Claire Lefèvre, rédactrice en chef de WinderWeedle Law, lisant un document juridique à son bureau

Claire Lefèvre

Rédactrice en chef

Paris · Boston

Rédactrice en chef

Claire Lefèvre.

Je suis avocate biqualifiée — inscrite au Barreau de Paris en 2009, au Barreau de New York en 2013 — et, depuis 2021, rédactrice en chef de WinderWeedle Law. J'écris, édite et signe chaque guide publié ici.

Version courte

J'ai étudié le droit à la Sorbonne, passé mon LL.M. à NYU, et travaillé douze ans en pratique : d'abord comme clerc de notaire rive droite pour les successions et les transactions immobilières, puis à New York sur le pôle famille et trust d'un cabinet de Madison Avenue. Je partage mon temps entre Paris et Boston — deux villes où je me suis longuement disputée avec des greffiers à propos de délais de dépôt.

En 2021, j'ai arrêté de facturer à l'heure. J'en avais assez d'expliquer les mêmes douze notions — communauté réduite aux acquêts, homologation américaine, séquestre, révision de pension, indivision — à une personne à la fois, à 450 € l'heure, quand ces douze notions pouvaient être écrites une fois, clairement, et lues gratuitement. WinderWeedle Law est cette mise à l'écrit.

Ce que je fais concrètement ici

Je choisis les sujets, j'interroge les praticiens, je lis les textes (Code civil, arrêts de cassation, décrets d'application), je rédige les guides et je relis chaque mot avant publication. Quand un guide traite d'une juridiction où je n'ai pas personnellement plaidé — successions au Québec, droit spécial alsacien-mosellan, particularités louisianaises — je fais relire par un confrère local. Son nom figure au pied de l'article.

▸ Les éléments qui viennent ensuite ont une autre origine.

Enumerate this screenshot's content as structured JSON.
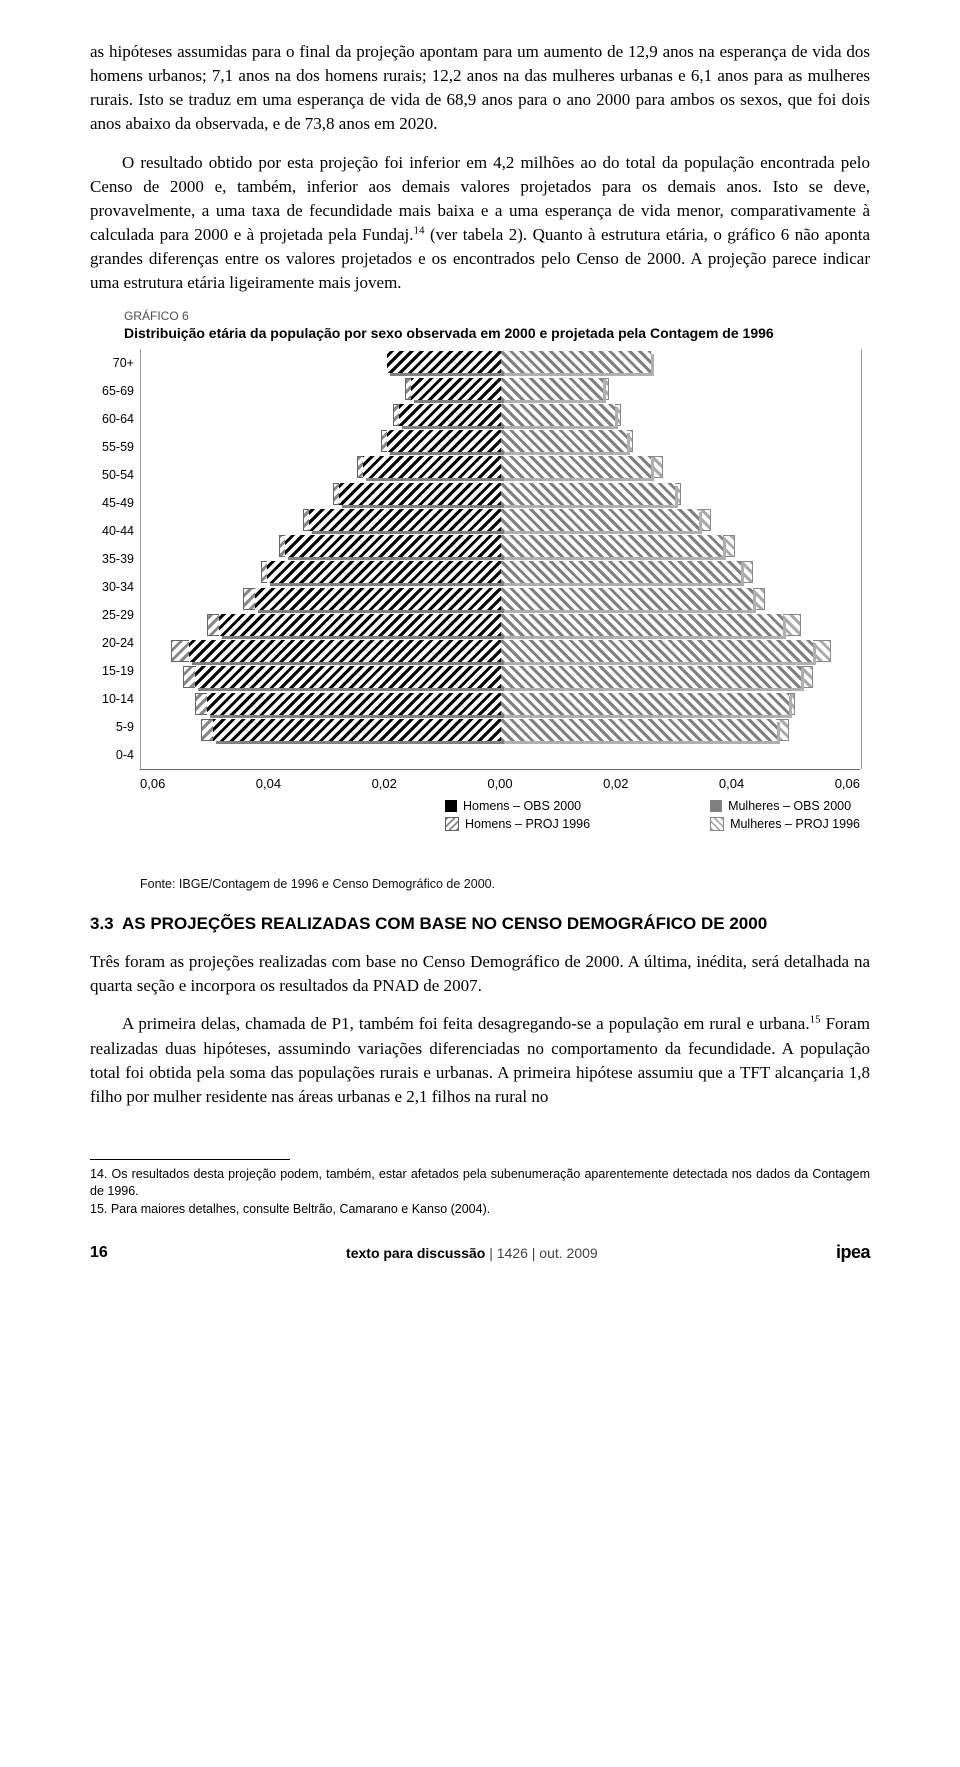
{
  "paragraphs": {
    "p1": "as hipóteses assumidas para o final da projeção apontam para um aumento de 12,9 anos na esperança de vida dos homens urbanos; 7,1 anos na dos homens rurais; 12,2 anos na das mulheres urbanas e 6,1 anos para as mulheres rurais. Isto se traduz em uma esperança de vida de 68,9 anos para o ano 2000 para ambos os sexos, que foi dois anos abaixo da observada, e de 73,8 anos em 2020.",
    "p2_a": "O resultado obtido por esta projeção foi inferior em 4,2 milhões ao do total da população encontrada pelo Censo de 2000 e, também, inferior aos demais valores projetados para os demais anos. Isto se deve, provavelmente, a uma taxa de fecundidade mais baixa e a uma esperança de vida menor, comparativamente à calculada para 2000 e à projetada pela Fundaj.",
    "p2_b": " (ver tabela 2). Quanto à estrutura etária, o gráfico 6 não aponta grandes diferenças entre os valores projetados e os encontrados pelo Censo de 2000. A projeção parece indicar uma estrutura etária ligeiramente mais jovem.",
    "p3": "Três foram as projeções realizadas com base no Censo Demográfico de 2000. A última, inédita, será detalhada na quarta seção e incorpora os resultados da PNAD de 2007.",
    "p4_a": "A primeira delas, chamada de P1, também foi feita desagregando-se a população em rural e urbana.",
    "p4_b": " Foram realizadas duas hipóteses, assumindo variações diferenciadas no comportamento da fecundidade. A população total foi obtida pela soma das populações rurais e urbanas. A primeira hipótese assumiu que a TFT alcançaria 1,8 filho por mulher residente nas áreas urbanas e 2,1 filhos na rural no"
  },
  "chart": {
    "label": "GRÁFICO 6",
    "title": "Distribuição etária da população por sexo observada em 2000 e projetada pela Contagem de 1996",
    "fonte": "Fonte: IBGE/Contagem de 1996 e Censo Demográfico de 2000.",
    "age_labels": [
      "70+",
      "65-69",
      "60-64",
      "55-59",
      "50-54",
      "45-49",
      "40-44",
      "35-39",
      "30-34",
      "25-29",
      "20-24",
      "15-19",
      "10-14",
      "5-9",
      "0-4"
    ],
    "x_ticks": [
      "0,06",
      "0,04",
      "0,02",
      "0,00",
      "0,02",
      "0,04",
      "0,06"
    ],
    "x_max": 0.06,
    "legend": {
      "homens_obs": "Homens – OBS 2000",
      "homens_proj": "Homens – PROJ 1996",
      "mulheres_obs": "Mulheres – OBS 2000",
      "mulheres_proj": "Mulheres – PROJ 1996"
    },
    "data": [
      {
        "age": "70+",
        "m_obs": 0.019,
        "m_proj": 0.019,
        "f_obs": 0.025,
        "f_proj": 0.025
      },
      {
        "age": "65-69",
        "m_obs": 0.015,
        "m_proj": 0.016,
        "f_obs": 0.017,
        "f_proj": 0.018
      },
      {
        "age": "60-64",
        "m_obs": 0.017,
        "m_proj": 0.018,
        "f_obs": 0.019,
        "f_proj": 0.02
      },
      {
        "age": "55-59",
        "m_obs": 0.019,
        "m_proj": 0.02,
        "f_obs": 0.021,
        "f_proj": 0.022
      },
      {
        "age": "50-54",
        "m_obs": 0.023,
        "m_proj": 0.024,
        "f_obs": 0.025,
        "f_proj": 0.027
      },
      {
        "age": "45-49",
        "m_obs": 0.027,
        "m_proj": 0.028,
        "f_obs": 0.029,
        "f_proj": 0.03
      },
      {
        "age": "40-44",
        "m_obs": 0.032,
        "m_proj": 0.033,
        "f_obs": 0.033,
        "f_proj": 0.035
      },
      {
        "age": "35-39",
        "m_obs": 0.036,
        "m_proj": 0.037,
        "f_obs": 0.037,
        "f_proj": 0.039
      },
      {
        "age": "30-34",
        "m_obs": 0.039,
        "m_proj": 0.04,
        "f_obs": 0.04,
        "f_proj": 0.042
      },
      {
        "age": "25-29",
        "m_obs": 0.041,
        "m_proj": 0.043,
        "f_obs": 0.042,
        "f_proj": 0.044
      },
      {
        "age": "20-24",
        "m_obs": 0.047,
        "m_proj": 0.049,
        "f_obs": 0.047,
        "f_proj": 0.05
      },
      {
        "age": "15-19",
        "m_obs": 0.052,
        "m_proj": 0.055,
        "f_obs": 0.052,
        "f_proj": 0.055
      },
      {
        "age": "10-14",
        "m_obs": 0.051,
        "m_proj": 0.053,
        "f_obs": 0.05,
        "f_proj": 0.052
      },
      {
        "age": "5-9",
        "m_obs": 0.049,
        "m_proj": 0.051,
        "f_obs": 0.048,
        "f_proj": 0.049
      },
      {
        "age": "0-4",
        "m_obs": 0.048,
        "m_proj": 0.05,
        "f_obs": 0.046,
        "f_proj": 0.048
      }
    ]
  },
  "section": {
    "num": "3.3",
    "title": "AS PROJEÇÕES REALIZADAS COM BASE NO CENSO DEMOGRÁFICO DE 2000"
  },
  "footnotes": {
    "n14": "14. Os resultados desta projeção podem, também, estar afetados pela subenumeração aparentemente detectada nos dados da Contagem de 1996.",
    "n15": "15. Para maiores detalhes, consulte Beltrão, Camarano e Kanso (2004)."
  },
  "footer": {
    "page": "16",
    "series_bold": "texto para discussão",
    "series_rest": " | 1426 | out. 2009",
    "logo": "ipea"
  },
  "notes_sup": {
    "n14": "14",
    "n15": "15"
  }
}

Je n'accepte pas de soumissions écrites par d'autres. Je ne recycle pas de communiqués de presse. Si une phrase est sur ce site, un humain juriste l'a écrite, et cet humain est moi ou quelqu'un que j'ai personnellement sollicité.

Pourquoi ce double français-anglais

Parce que les questions sont les mêmes — « vais-je perdre la maison ? », « puis-je rédiger ce testament à la main ? », « que se passe-t-il si mon conjoint refuse de signer ? » — et les réponses sont totalement différentes selon le côté de l'Atlantique où l'on se trouve. Tenir le site en deux langues m'oblige à garder la distinction nette. Et, franchement, parce que je suis bilingue et qu'il serait dommage de ne pas.

Mes règles éditoriales, en cinq lignes

  1. Citer les sources primaires. Textes de loi, arrêts, textes officiels. Pas d'autres blogs.
  2. Mettre à jour plutôt qu'abandonner. Quand la règle change, le guide change — ou il est dépublié.
  3. Écrire pour la personne qui signe, pas pour l'avocat qui rédige.
  4. Nommer l'incertitude. Si une règle est discutée, le dire. Pas de faux-semblants.
  5. Refuser les briefs que je ne voudrais pas que ma mère lise.

Le côté personnel

J'ai grandi dans le 13e, fille d'un magistrat parisien qui exigeait que je lise chaque lettre de la mairie à voix haute à table. Je cours mal sur longue distance et je bois trop de café. J'ai deux enfants, un mari français, un prêt à Boston et une opinion sur l'indivision successorale que je vous épargnerai ici.

Les commentaires sous les articles sont fermés — la modération est plus de travail que je ne peux y consacrer — mais on peut toujours m'écrire. Je réponds à tout, finalement.

Charte éditoriale

Comment nous travaillons.

Sources primaires, toujours

Chaque affirmation factuelle est ancrée dans un texte de loi, un arrêt ou une source officielle. Les chiffres viennent des institutions qui les publient. « Je l'ai lu quelque part » n'est pas une preuve.

Relecture avant publication

Aucun article ne part en ligne sans une seconde paire d'yeux. Pour les juridictions hors barreau d'origine, un confrère local relit le projet. Les noms des relecteurs figurent au pied de l'article.

Pas de conseil juridique individuel

Nous publions des commentaires généraux, pas des conseils. Si votre dossier est en cours, consultez un avocat inscrit au barreau compétent. Nous le redisons au pied de chaque guide.

Indépendance éditoriale

Les angles éditoriaux sont décidés par Claire. Aucun partenaire — commercial ou autre — n'a de droit de regard sur ce que nous publions ni sur la manière de le présenter.